Monday, May 15, 2000

Norwood police chief had great teacher: His dad

        His office sits in a converted garage. The roof leaks. The furniture is mismatched hand-me-downs. Smokers take butt breaks outside his door.

        But Bill Schlie couldn't be happier.

        He's honoring his father's memory. He's wearing the gold chief of police badge for the city of Norwood.

        The badge he wears, the job he holds in the city he loves show how positive things can happen when a parent sets a good example.

        The shiny shield looks very familiar to Chief Schlie. It's just like the badge his dad wore when he was Nor wood's chief.

        Bill Schlie brings to Norwood's top cop spot an understanding of his hometown and a clear picture of how to be a good chief. This knowledge has been passed down from father to son.

        “If I'm 60 percent of the chief my dad was, ” he told me, “I'm going to do a good job.

        “He knew Norwood. He loved the people. He made me what I am today.”

Like father, like son
        Harry Schlie served as Norwood's chief from 1969 until his death in 1974.

        His son is settling into his third week as chief. But he's hardly a newcomer to Cincinnati's centrally located neighbor or its police department.
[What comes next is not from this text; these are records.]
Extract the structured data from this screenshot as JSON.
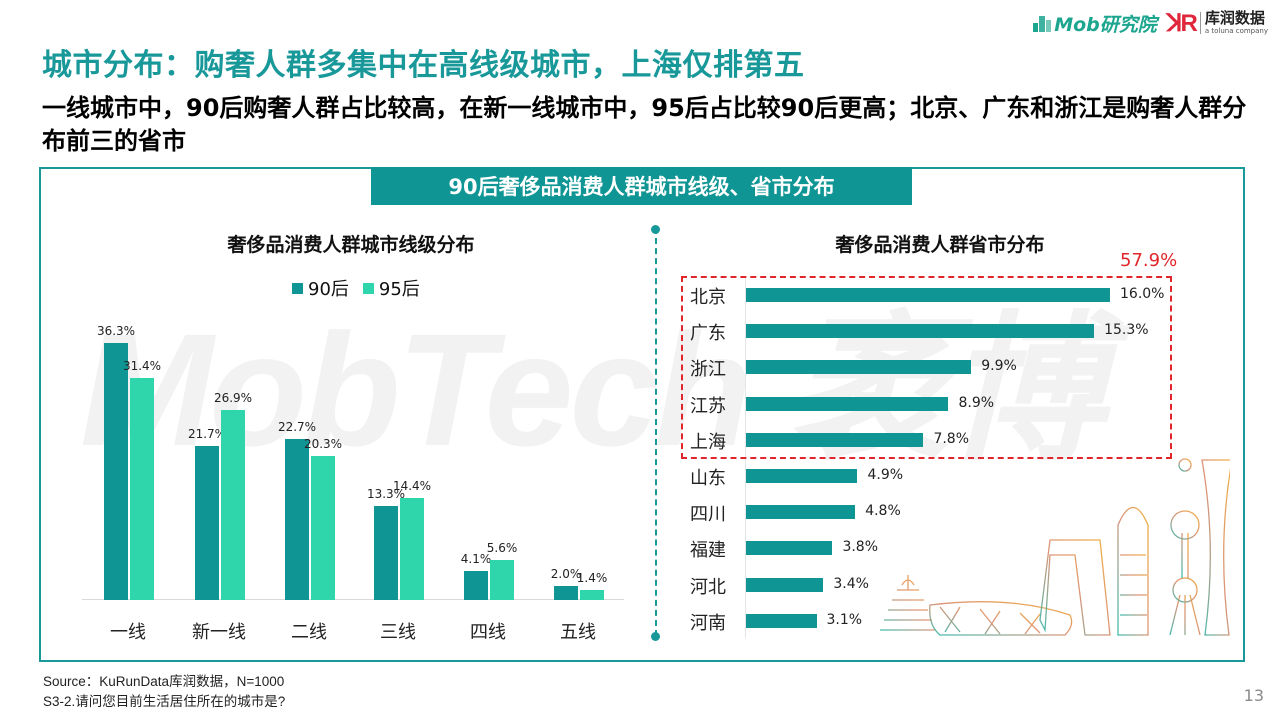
{
  "logos": {
    "mob": "Mob研究院",
    "kurun_cn": "库润数据",
    "kurun_en": "a toluna company",
    "kurun_mark": "K"
  },
  "title": "城市分布：购奢人群多集中在高线级城市，上海仅排第五",
  "subtitle": "一线城市中，90后购奢人群占比较高，在新一线城市中，95后占比较90后更高；北京、广东和浙江是购奢人群分布前三的省市",
  "frame_header": "90后奢侈品消费人群城市线级、省市分布",
  "watermark": "MobTech 袤博",
  "colors": {
    "accent": "#19989a",
    "series_90": "#0f9594",
    "series_95": "#2fd6ac",
    "highlight": "#e0262b"
  },
  "chart_data": [
    {
      "type": "bar",
      "title": "奢侈品消费人群城市线级分布",
      "categories": [
        "一线",
        "新一线",
        "二线",
        "三线",
        "四线",
        "五线"
      ],
      "series": [
        {
          "name": "90后",
          "color": "#0f9594",
          "values": [
            36.3,
            21.7,
            22.7,
            13.3,
            4.1,
            2.0
          ]
        },
        {
          "name": "95后",
          "color": "#2fd6ac",
          "values": [
            31.4,
            26.9,
            20.3,
            14.4,
            5.6,
            1.4
          ]
        }
      ],
      "labels": {
        "90后": [
          "36.3%",
          "21.7%",
          "22.7%",
          "13.3%",
          "4.1%",
          "2.0%"
        ],
        "95后": [
          "31.4%",
          "26.9%",
          "20.3%",
          "14.4%",
          "5.6%",
          "1.4%"
        ]
      },
      "xlabel": "",
      "ylabel": "",
      "unit": "%",
      "legend_position": "top",
      "grid": false
    },
    {
      "type": "bar",
      "orientation": "horizontal",
      "title": "奢侈品消费人群省市分布",
      "categories": [
        "北京",
        "广东",
        "浙江",
        "江苏",
        "上海",
        "山东",
        "四川",
        "福建",
        "河北",
        "河南"
      ],
      "values": [
        16.0,
        15.3,
        9.9,
        8.9,
        7.8,
        4.9,
        4.8,
        3.8,
        3.4,
        3.1
      ],
      "value_labels": [
        "16.0%",
        "15.3%",
        "9.9%",
        "8.9%",
        "7.8%",
        "4.9%",
        "4.8%",
        "3.8%",
        "3.4%",
        "3.1%"
      ],
      "annotation": {
        "text": "57.9%",
        "covers": [
          "北京",
          "广东",
          "浙江",
          "江苏",
          "上海"
        ],
        "style": "red dashed box"
      },
      "xlabel": "",
      "ylabel": "",
      "unit": "%",
      "grid": false
    }
  ],
  "left_chart": {
    "title": "奢侈品消费人群城市线级分布",
    "legend": [
      {
        "label": "90后"
      },
      {
        "label": "95后"
      }
    ],
    "groups": [
      {
        "cat": "一线",
        "a": "36.3%",
        "b": "31.4%"
      },
      {
        "cat": "新一线",
        "a": "21.7%",
        "b": "26.9%"
      },
      {
        "cat": "二线",
        "a": "22.7%",
        "b": "20.3%"
      },
      {
        "cat": "三线",
        "a": "13.3%",
        "b": "14.4%"
      },
      {
        "cat": "四线",
        "a": "4.1%",
        "b": "5.6%"
      },
      {
        "cat": "五线",
        "a": "2.0%",
        "b": "1.4%"
      }
    ]
  },
  "right_chart": {
    "title": "奢侈品消费人群省市分布",
    "highlight_total": "57.9%",
    "rows": [
      {
        "label": "北京",
        "value": "16.0%"
      },
      {
        "label": "广东",
        "value": "15.3%"
      },
      {
        "label": "浙江",
        "value": "9.9%"
      },
      {
        "label": "江苏",
        "value": "8.9%"
      },
      {
        "label": "上海",
        "value": "7.8%"
      },
      {
        "label": "山东",
        "value": "4.9%"
      },
      {
        "label": "四川",
        "value": "4.8%"
      },
      {
        "label": "福建",
        "value": "3.8%"
      },
      {
        "label": "河北",
        "value": "3.4%"
      },
      {
        "label": "河南",
        "value": "3.1%"
      }
    ]
  },
  "footer": {
    "source": "Source：KuRunData库润数据，N=1000",
    "question": "S3-2.请问您目前生活居住所在的城市是?",
    "page_number": "13"
  }
}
        Bill Schlie has lived in Norwood all of his 53 years. He's spent the last 32 on the town's police force, working his way through the ranks from patrolman to lieutenant and now chief.

        He hopes to bring stability to a job whose office was ready to be fitted with a revolving door. He is Nor wood's fourth police chief in less than a year.

        Controversy and retirements contributed to the high turnover rate. Norwood's force of 48 officers wondered almost daily who was in charge.

        “The uncertainty's over,” the chief said.

        “I'm no caretaker. I'm here to stay.”


        He looked across his desk in the small office tucked behind Norwood's City Hall. The former garage stands a half-block from the chief's alma mater, Norwood High School.

        Chief Schlie's gaze left no room for doubt. His eyes are deep and piercing, brown in color and uncompromising in their directness. His father had those same eyes.

        “He didn't have to say a word to his family or his officers,” the chief said. “You could tell by looking in his eyes if he was disappointed.

        “By the same token, you could also look in his eyes and tell how proud he was of you.”

        Harry Schlie would be proud of his family. It's close-knit and populated with policemen.

        Harry's sons, Bill, Chuck, Harry Jr. and Denny, became cops. So did his late son-in-law, Michael Stafford.

        Now, a third generation of the family is on the job. Joshua Dennis Schlie, Bill's son, is a police officer in Butler County.

        “It all revolves from my dad,” Bill Schlie said. “The way he was admired in Norwood. The way he cared about the city and the citizens. The way he understood the responsibilities that come with the job.”

        Chief Schlie recalled speaking with his father about becoming a cop. His

        dad talked with him about the sacred trust of upholding the law and protecting civilians, his fellow officers and himself.

        He told him “to treat the people, the citizens, just as you would want to be treated. Show them respect. Always. It shows you want respect in return.”

        His advice “went down the line to his sons. So, it was our desire to follow in his footsteps.”

        The night Bill Schlie learned he was going to follow his dad's lead, he called his brother, Denny, a retired Norwood police captain.

        After his brother's phone call, Denny Schlie placed a photo of their father on his kitchen table.

        “I'll bet you're proud tonight, dad,” Denny said to the photo.

        “I hope Billy does the same good job that you did.”

        The people of Norwood have nothing to worry about there. They have the good fortune to have Bill Schlie as their police chief.

        He knows what is expected of him. The rules have been passed down from father to son.